Lelah, pemuda itu memutuskan untuk menghibur dirinya dengan asupan nikotin. Meskipun rokoknya tinggal setengah bungkus dan ia sadar betul harus menghemat, keadaan ini membuat kepalanya penat. Ia menghembuskan asapnya ke arah beberapa azuline yang bertebangan di sekitar kepalanya. Kelipan pada tubuhnya semakin cepat, beberapa padam dan beberapa pergi menjauhinya, meskipun begitu tetap ada sekitar lima azuline yang terus mengikutinya. Keadaan menjadi sedikit lebih gelap namun Raka terus saja berjalan.

Ia dapat melihat dan merasakan selebar apa jalur terowongan di sebelah kirinya. Mungkin hanya muat empat orang berjalan sejajar dan itu tentu saja lebih kecil daripada jalur yang Raka lalui tadi. Jika ini adalah suatu saluran bawah tanah, pasti akan ada tangga atau suatu pintu untuk kembali ke permukaan 'kan? Setidaknya akan ada jalan keluar. Ia harus mencari pintu maupun tangga itu. Entah di mana letaknya. Rasa optimis pada dirinya tidak bertahan lama ketika ia kembali mendengar suara itu.

Raka.

Raka hanya berdecak saking malasnya.

Tolong aku.

"Bukannya saya tak mau bantu, tapi saya tidak tahu kau itu...siapa. Memangnya kita pernah kenal, ya? Bagaimana pula kau bisa tahu nama saya? Rasanya saya tidak mengukir nama saya di atas jidat."

Kamu di mana, Raka?

"Di sini, lho. Di sini," Raka menggosok hidung, menghembuskan asap rokok. "Saya 'kan solid, tidak seperti kamu yang..." pemuda itu mencari kata-kata yang tepat, "abstrak."

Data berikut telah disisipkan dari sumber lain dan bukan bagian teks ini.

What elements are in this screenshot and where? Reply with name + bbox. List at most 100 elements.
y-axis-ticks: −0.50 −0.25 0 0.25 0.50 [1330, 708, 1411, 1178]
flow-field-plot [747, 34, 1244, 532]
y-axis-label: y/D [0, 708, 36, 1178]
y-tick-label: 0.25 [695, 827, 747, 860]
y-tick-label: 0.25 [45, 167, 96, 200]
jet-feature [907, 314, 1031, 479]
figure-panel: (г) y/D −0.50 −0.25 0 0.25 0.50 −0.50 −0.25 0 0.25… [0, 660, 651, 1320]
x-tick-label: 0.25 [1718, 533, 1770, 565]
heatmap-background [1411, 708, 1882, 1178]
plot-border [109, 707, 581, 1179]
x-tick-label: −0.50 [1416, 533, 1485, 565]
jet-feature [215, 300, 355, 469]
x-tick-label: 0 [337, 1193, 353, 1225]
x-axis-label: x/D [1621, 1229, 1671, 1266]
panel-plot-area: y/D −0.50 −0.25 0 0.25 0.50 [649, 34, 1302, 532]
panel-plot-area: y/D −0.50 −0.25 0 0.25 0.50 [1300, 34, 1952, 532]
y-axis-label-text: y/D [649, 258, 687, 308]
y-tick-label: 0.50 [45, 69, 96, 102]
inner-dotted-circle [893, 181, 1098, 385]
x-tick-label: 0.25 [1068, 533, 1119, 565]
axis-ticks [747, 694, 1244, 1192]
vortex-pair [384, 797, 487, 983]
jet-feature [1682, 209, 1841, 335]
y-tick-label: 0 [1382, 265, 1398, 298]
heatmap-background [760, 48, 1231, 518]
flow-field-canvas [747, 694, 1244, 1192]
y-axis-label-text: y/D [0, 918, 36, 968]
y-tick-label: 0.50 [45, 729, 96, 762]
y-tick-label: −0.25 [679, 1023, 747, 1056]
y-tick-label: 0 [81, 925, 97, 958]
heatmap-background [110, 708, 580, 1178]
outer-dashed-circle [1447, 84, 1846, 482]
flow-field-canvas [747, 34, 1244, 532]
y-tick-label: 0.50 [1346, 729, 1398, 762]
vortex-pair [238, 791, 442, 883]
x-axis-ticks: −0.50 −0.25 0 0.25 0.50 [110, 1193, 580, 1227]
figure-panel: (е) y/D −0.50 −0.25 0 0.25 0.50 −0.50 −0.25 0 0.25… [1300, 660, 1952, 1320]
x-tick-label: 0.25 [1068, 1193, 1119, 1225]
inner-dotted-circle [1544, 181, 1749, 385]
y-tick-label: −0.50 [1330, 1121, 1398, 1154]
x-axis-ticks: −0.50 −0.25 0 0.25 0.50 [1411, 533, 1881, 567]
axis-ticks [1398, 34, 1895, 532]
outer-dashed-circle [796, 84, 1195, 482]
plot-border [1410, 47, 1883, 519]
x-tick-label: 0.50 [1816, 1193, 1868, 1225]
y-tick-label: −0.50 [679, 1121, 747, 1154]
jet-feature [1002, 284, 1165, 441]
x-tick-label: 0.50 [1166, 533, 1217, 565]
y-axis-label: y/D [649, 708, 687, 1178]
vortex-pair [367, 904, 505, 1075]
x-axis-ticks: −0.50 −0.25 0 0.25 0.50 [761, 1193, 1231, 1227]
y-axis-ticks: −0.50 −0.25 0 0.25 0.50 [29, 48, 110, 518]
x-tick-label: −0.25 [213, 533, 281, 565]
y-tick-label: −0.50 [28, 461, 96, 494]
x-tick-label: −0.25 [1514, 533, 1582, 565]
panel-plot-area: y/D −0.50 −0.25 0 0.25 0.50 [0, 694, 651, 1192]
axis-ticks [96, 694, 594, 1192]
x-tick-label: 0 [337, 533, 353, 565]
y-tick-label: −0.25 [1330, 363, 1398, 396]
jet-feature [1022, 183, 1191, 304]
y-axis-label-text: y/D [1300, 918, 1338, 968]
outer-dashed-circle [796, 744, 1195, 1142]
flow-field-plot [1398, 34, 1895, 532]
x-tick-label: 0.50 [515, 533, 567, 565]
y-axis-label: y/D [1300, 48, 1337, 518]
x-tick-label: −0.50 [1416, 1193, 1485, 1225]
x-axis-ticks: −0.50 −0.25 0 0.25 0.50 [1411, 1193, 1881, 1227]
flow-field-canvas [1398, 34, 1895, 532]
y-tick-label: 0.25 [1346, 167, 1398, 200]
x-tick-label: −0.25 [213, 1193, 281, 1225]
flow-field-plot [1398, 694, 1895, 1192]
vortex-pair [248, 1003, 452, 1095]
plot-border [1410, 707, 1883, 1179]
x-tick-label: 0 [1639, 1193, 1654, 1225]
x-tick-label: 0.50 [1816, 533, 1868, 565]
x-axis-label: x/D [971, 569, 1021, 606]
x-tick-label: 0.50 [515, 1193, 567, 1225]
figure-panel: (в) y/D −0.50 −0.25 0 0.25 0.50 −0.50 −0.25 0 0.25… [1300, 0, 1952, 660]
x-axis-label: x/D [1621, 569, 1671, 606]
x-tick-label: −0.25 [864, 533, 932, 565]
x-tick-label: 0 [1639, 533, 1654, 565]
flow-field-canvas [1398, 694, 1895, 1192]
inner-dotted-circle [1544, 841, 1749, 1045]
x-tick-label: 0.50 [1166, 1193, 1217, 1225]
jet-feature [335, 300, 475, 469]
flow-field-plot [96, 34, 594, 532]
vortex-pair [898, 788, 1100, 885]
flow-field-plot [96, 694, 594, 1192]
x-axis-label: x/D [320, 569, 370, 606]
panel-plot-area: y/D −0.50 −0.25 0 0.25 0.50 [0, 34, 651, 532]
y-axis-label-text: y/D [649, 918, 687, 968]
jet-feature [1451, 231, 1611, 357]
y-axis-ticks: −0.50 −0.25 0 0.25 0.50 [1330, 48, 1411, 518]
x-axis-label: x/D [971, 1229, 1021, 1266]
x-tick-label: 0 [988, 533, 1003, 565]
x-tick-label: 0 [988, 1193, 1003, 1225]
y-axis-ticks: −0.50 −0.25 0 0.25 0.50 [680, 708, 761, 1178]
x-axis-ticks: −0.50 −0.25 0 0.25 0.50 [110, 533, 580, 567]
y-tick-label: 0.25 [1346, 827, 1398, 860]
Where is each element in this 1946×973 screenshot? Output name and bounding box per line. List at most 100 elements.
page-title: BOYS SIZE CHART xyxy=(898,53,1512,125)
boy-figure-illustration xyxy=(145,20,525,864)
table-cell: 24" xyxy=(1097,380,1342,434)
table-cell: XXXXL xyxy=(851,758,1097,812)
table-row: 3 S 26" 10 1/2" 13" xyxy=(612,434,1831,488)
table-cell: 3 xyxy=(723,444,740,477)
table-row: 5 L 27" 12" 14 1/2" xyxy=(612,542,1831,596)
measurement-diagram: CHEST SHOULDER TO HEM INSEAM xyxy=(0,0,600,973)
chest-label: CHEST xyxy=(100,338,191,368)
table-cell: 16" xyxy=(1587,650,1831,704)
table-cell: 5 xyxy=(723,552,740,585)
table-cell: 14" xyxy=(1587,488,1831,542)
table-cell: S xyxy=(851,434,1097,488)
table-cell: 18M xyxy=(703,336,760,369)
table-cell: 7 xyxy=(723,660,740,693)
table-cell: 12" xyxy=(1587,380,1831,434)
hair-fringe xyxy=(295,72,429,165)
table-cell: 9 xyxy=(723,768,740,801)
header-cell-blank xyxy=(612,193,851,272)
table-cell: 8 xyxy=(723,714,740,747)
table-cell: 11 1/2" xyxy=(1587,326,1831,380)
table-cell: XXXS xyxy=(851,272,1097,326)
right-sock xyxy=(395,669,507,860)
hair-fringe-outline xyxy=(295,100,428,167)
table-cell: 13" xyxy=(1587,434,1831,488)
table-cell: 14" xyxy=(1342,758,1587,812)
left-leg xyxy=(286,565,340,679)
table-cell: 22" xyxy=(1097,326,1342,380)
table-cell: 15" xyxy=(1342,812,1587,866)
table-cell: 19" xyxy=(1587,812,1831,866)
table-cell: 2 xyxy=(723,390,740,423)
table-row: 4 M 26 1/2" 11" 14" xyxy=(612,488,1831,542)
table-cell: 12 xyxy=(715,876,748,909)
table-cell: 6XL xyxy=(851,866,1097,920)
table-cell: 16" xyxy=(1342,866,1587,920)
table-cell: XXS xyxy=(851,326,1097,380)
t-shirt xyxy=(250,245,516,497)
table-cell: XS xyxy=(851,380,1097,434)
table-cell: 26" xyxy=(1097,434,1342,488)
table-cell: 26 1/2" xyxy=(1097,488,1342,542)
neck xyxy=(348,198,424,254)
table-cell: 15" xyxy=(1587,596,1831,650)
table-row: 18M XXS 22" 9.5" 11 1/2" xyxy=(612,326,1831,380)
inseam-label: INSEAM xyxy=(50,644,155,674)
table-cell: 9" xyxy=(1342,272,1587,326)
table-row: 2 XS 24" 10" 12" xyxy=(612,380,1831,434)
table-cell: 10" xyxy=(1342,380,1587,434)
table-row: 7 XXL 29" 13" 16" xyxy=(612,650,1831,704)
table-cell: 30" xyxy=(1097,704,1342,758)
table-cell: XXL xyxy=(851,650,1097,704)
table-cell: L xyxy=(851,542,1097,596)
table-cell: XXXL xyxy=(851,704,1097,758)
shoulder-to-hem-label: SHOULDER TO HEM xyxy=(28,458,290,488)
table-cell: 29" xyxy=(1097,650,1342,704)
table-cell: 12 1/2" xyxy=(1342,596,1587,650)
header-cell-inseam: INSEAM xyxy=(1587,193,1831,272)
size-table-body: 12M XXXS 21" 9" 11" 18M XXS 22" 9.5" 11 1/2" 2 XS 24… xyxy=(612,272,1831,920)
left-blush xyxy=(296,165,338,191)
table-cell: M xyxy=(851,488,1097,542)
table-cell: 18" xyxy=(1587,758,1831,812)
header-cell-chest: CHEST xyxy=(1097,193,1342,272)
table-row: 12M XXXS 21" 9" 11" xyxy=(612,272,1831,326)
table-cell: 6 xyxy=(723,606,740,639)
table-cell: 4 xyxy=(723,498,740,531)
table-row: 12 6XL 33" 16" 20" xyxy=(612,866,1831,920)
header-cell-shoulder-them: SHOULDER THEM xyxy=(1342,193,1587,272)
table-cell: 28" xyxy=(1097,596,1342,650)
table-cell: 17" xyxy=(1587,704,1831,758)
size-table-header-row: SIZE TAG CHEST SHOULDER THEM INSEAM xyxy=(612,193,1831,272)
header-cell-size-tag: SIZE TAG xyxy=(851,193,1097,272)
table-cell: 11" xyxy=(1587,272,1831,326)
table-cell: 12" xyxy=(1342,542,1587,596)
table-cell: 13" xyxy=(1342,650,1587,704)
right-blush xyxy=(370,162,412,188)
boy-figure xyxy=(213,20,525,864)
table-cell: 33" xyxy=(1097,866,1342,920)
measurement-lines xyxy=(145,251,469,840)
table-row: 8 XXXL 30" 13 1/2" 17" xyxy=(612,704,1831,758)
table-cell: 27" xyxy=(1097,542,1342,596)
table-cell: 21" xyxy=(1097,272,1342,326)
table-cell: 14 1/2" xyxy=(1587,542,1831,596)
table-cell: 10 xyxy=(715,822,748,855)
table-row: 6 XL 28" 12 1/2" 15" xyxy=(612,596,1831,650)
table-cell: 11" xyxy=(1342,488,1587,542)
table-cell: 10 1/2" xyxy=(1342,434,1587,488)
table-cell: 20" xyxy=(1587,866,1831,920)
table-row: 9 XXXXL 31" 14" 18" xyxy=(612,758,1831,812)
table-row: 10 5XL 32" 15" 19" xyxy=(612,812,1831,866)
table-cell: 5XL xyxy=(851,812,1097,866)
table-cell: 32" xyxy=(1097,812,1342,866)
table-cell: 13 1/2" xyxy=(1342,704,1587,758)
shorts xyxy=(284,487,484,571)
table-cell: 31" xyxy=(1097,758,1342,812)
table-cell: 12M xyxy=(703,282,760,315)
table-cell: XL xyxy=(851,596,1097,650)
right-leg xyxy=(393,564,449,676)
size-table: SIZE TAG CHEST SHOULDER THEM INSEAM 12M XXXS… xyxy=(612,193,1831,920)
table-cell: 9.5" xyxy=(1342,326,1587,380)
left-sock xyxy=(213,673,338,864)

Tak lama, suara itu menangis, menggema di dalam kepala, bersahutan memanggil namanya. Baiklah, ini mulai tidak lucu lagi. Kenapa harus menangis? Apa orang-orang di sini mati karena tak hanya kehabisan energi, tetapi juga karena gangguan psikologisnya? Siapa yang masih waras jika mendengar suara yang kerap memanggil namanya, lalu menangis dan berteriak minta tolong? Edan, dunia sudah edan. Sinting.

Raka?

Raka, tolong.

Raka

Hiraka!

Jantungnya berdegup lebih cepat, napasnya kian memburu. Raka menggeram dan berteriak; jalannya melambat. Ia meraih tembok terdekat dan tanpa berpikir dua kali ia menjedukkan kepalanya ke sana, beberapa kali hingga terasa pening. Keras; ia tahu itu. Sakit; ia pun merasakannya. Tapi Raka tidak peduli. Setidaknya suara-suara di dalam kepalanya telah berkurang, entah sampai kapan.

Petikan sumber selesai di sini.